Por lo general, la visión que se tiene de artistas como Liam Gallagher, Thom Yorke, Gustavo Cerati o el mismo Charly García es la de personajes que han transformado la música, trascendido en la industria como leyendas y son considerados como “seres místicos, misteriosos”. Aunque dentro del imaginario cultural y para grandes comunidades de fans sea así, Jacinto pretende romper con esa ideología para sí mismo. “No soy místico ni misterioso, soy intenso, abierto y no podría crear un personaje falso”, explica. “Ese no es el artista que quiero ser, aunque los admire”. Lo que busca es aceptarse por quien es él. Es así que la creación de este proyecto con sus amigos —el podcast— es una forma de mostrar su personalidad con más transparencia y aunque nunca se imaginó estarlo haciendo, ahora es un pilar de su vida. “La gente puede saber quién soy fuera del ‘poeta’ que escribe canciones bonitas”, dice, pues allí comparte sus experiencias de vida, platica sobre sus “crisis existenciales” y recuerda que es normal atravesar esas etapas. “Y también no está mal decir cómo te sientes, hablar de emociones, abrirse”, añade. Con esta intención presenta su nuevo álbum y lo refleja paralelamente a través de este podcast.
El diseño del álbum presenta a Jacinto sentado, él recarga su brazo derecho en una bocina, con su brazo izquierdo sostiene una pintura. Del lado izquierdo hay otra bocina y atrás, un pato. El cuadro que sostiene es uno que pintó su hermana, el cual se inspira en artistas como Van Gogh, Dalí, Mondrian, Henri Matisse entre otros que “le gustan mucho”. La composición tiene la intención de expresar la forma en que ve la vida, su realidad y lo que le rodea. Cada elemento tiene un significado: la bocina representa la presencia de la música en su vida, el medio que le ha permitido “narrar mi perspectiva de la vida de una manera más elocuente y simple”. El cuadro es cómo percibe la realidad desde un ángulo puro y lo traspasa a su escritura, en la que se apoya para “pintar mejor” y expresar cómo se siente. El pato es una representación de que crear es como cuando eras niño y jugabas, donde la imaginación cuestiona lo que se percibe como realidad y pone en duda lo que se considera normal; así, también representa la espontaneidad y la diversión como elementos “fundamentales en mi manera de crear”.

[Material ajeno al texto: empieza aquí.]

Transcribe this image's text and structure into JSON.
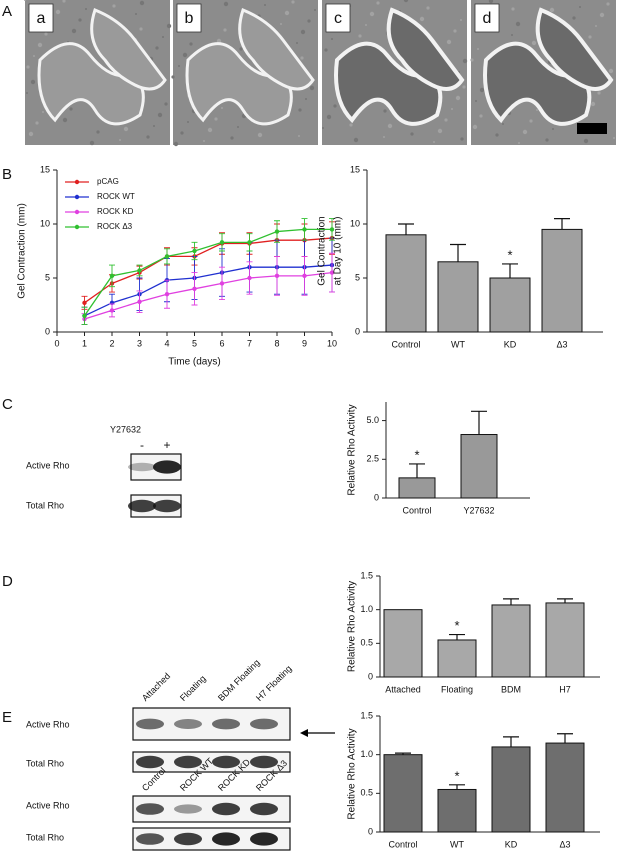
{
  "figure": {
    "panel_labels": [
      "A",
      "B",
      "C",
      "D",
      "E"
    ]
  },
  "micrographs": {
    "labels": [
      "a",
      "b",
      "c",
      "d"
    ]
  },
  "blots": [
    {
      "header": "Y27632",
      "lanes": [
        "-",
        "+"
      ],
      "rows": [
        "Active Rho",
        "Total Rho"
      ]
    },
    {
      "lanes": [
        "Attached",
        "Floating",
        "BDM Floating",
        "H7 Floating"
      ],
      "rows": [
        "Active Rho",
        "Total Rho"
      ]
    },
    {
      "lanes": [
        "Control",
        "ROCK WT",
        "ROCK KD",
        "ROCK Δ3"
      ],
      "rows": [
        "Active Rho",
        "Total Rho"
      ]
    }
  ],
  "chart_data": [
    {
      "type": "line",
      "xlabel": "Time (days)",
      "ylabel": "Gel Contraction (mm)",
      "x": [
        1,
        2,
        3,
        4,
        5,
        6,
        7,
        8,
        9,
        10
      ],
      "xlim": [
        0,
        10
      ],
      "xticks": [
        0,
        1,
        2,
        3,
        4,
        5,
        6,
        7,
        8,
        9,
        10
      ],
      "ylim": [
        0,
        15
      ],
      "yticks": [
        0,
        5,
        10,
        15
      ],
      "legend": "upper left",
      "series": [
        {
          "name": "pCAG",
          "color": "#e02020",
          "values": [
            2.7,
            4.5,
            5.5,
            7.0,
            7.0,
            8.2,
            8.2,
            8.5,
            8.5,
            8.7
          ],
          "errors": [
            0.6,
            0.8,
            0.6,
            0.8,
            0.8,
            1.0,
            1.0,
            1.5,
            1.5,
            1.5
          ]
        },
        {
          "name": "ROCK WT",
          "color": "#2030d0",
          "values": [
            1.5,
            2.7,
            3.5,
            4.8,
            5.0,
            5.5,
            6.0,
            6.0,
            6.0,
            6.2
          ],
          "errors": [
            0.8,
            0.8,
            1.5,
            2.0,
            2.0,
            2.2,
            2.3,
            2.5,
            2.5,
            2.5
          ]
        },
        {
          "name": "ROCK KD",
          "color": "#e040e0",
          "values": [
            1.2,
            2.0,
            2.8,
            3.5,
            4.0,
            4.5,
            5.0,
            5.2,
            5.2,
            5.5
          ],
          "errors": [
            0.5,
            0.6,
            1.0,
            1.3,
            1.5,
            1.5,
            1.5,
            1.8,
            1.8,
            1.8
          ]
        },
        {
          "name": "ROCK Δ3",
          "color": "#30c030",
          "values": [
            1.5,
            5.2,
            5.7,
            7.0,
            7.5,
            8.3,
            8.3,
            9.3,
            9.5,
            9.5
          ],
          "errors": [
            0.8,
            1.0,
            0.5,
            0.7,
            0.8,
            0.8,
            0.8,
            1.0,
            1.0,
            1.0
          ]
        }
      ]
    },
    {
      "type": "bar",
      "ylabel": [
        "Gel Contraction",
        "at Day 10 (mm)"
      ],
      "color": "#a0a0a0",
      "categories": [
        "Control",
        "WT",
        "KD",
        "Δ3"
      ],
      "values": [
        9.0,
        6.5,
        5.0,
        9.5
      ],
      "errors": [
        1.0,
        1.6,
        1.3,
        1.0
      ],
      "ylim": [
        0,
        15
      ],
      "yticks": [
        0,
        5,
        10,
        15
      ],
      "annotations": [
        {
          "text": "*",
          "x": "KD"
        }
      ]
    },
    {
      "type": "bar",
      "ylabel": [
        "Relative Rho Activity"
      ],
      "color": "#999999",
      "categories": [
        "Control",
        "Y27632"
      ],
      "values": [
        1.3,
        4.1
      ],
      "errors": [
        0.9,
        1.5
      ],
      "ylim": [
        0,
        6.2
      ],
      "yticks": [
        0,
        2.5,
        {
          "value": 5,
          "label": "5.0"
        }
      ],
      "annotations": [
        {
          "text": "*",
          "x": "Control"
        }
      ]
    },
    {
      "type": "bar",
      "ylabel": [
        "Relative Rho Activity"
      ],
      "color": "#a8a8a8",
      "categories": [
        "Attached",
        "Floating",
        "BDM",
        "H7"
      ],
      "values": [
        1.0,
        0.55,
        1.07,
        1.1
      ],
      "errors": [
        null,
        0.08,
        0.09,
        0.06
      ],
      "ylim": [
        0,
        1.5
      ],
      "yticks": [
        0,
        0.5,
        {
          "value": 1,
          "label": "1.0"
        },
        1.5
      ],
      "annotations": [
        {
          "text": "*",
          "x": "Floating"
        }
      ]
    },
    {
      "type": "bar",
      "ylabel": [
        "Relative Rho Activity"
      ],
      "color": "#6e6e6e",
      "categories": [
        "Control",
        "WT",
        "KD",
        "Δ3"
      ],
      "values": [
        1.0,
        0.55,
        1.1,
        1.15
      ],
      "errors": [
        0.02,
        0.06,
        0.13,
        0.12
      ],
      "ylim": [
        0,
        1.5
      ],
      "yticks": [
        0,
        0.5,
        {
          "value": 1,
          "label": "1.0"
        },
        1.5
      ],
      "annotations": [
        {
          "text": "*",
          "x": "WT"
        }
      ]
    }
  ]
}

‘Maniático’ es una de las primeras canciones que lanzó, en la cual canta: “a veces te pienso, pero luego no”/ “estabas en mis planes, pero eso me aburrió”/ “viernes 13, mesa para dos”/ “pero quédate el domingo por si estoy nostálgico”. Explica que la escribió en julio del año pasado, y se la dedica a una “morra” con la que estuvo saliendo. Ella le dijo: “Hubiéramos sido una gran pareja”, en el contexto de una “peda”. “Nos llevamos bien, éramos cuates, había conexión y hubo muchos queveres entre ella y yo”, dice, sin embargo, ella le aclaró que no estaba lo “suficientemente loca”. Tomándoselo con mucha ironía y risa, pensó que en realidad le valía “madres” que le digan que le gustan las locas. Describe que hay una teoría en la que “si ellas están locas”, él está “más loco”, entonces en realidad es un “maniático”. Ahora que no se encuentra en una relación “tóxica” le resulta extraño, porque de estar en una dinámica constante de “loca” y “loco”, le cuesta conectar con mujeres que poseen un mejor perfil, quizá más maduro, y eso es consecuencia de estar “mal acostumbrado” y de encontrar el amor en “lugares incorrectos”.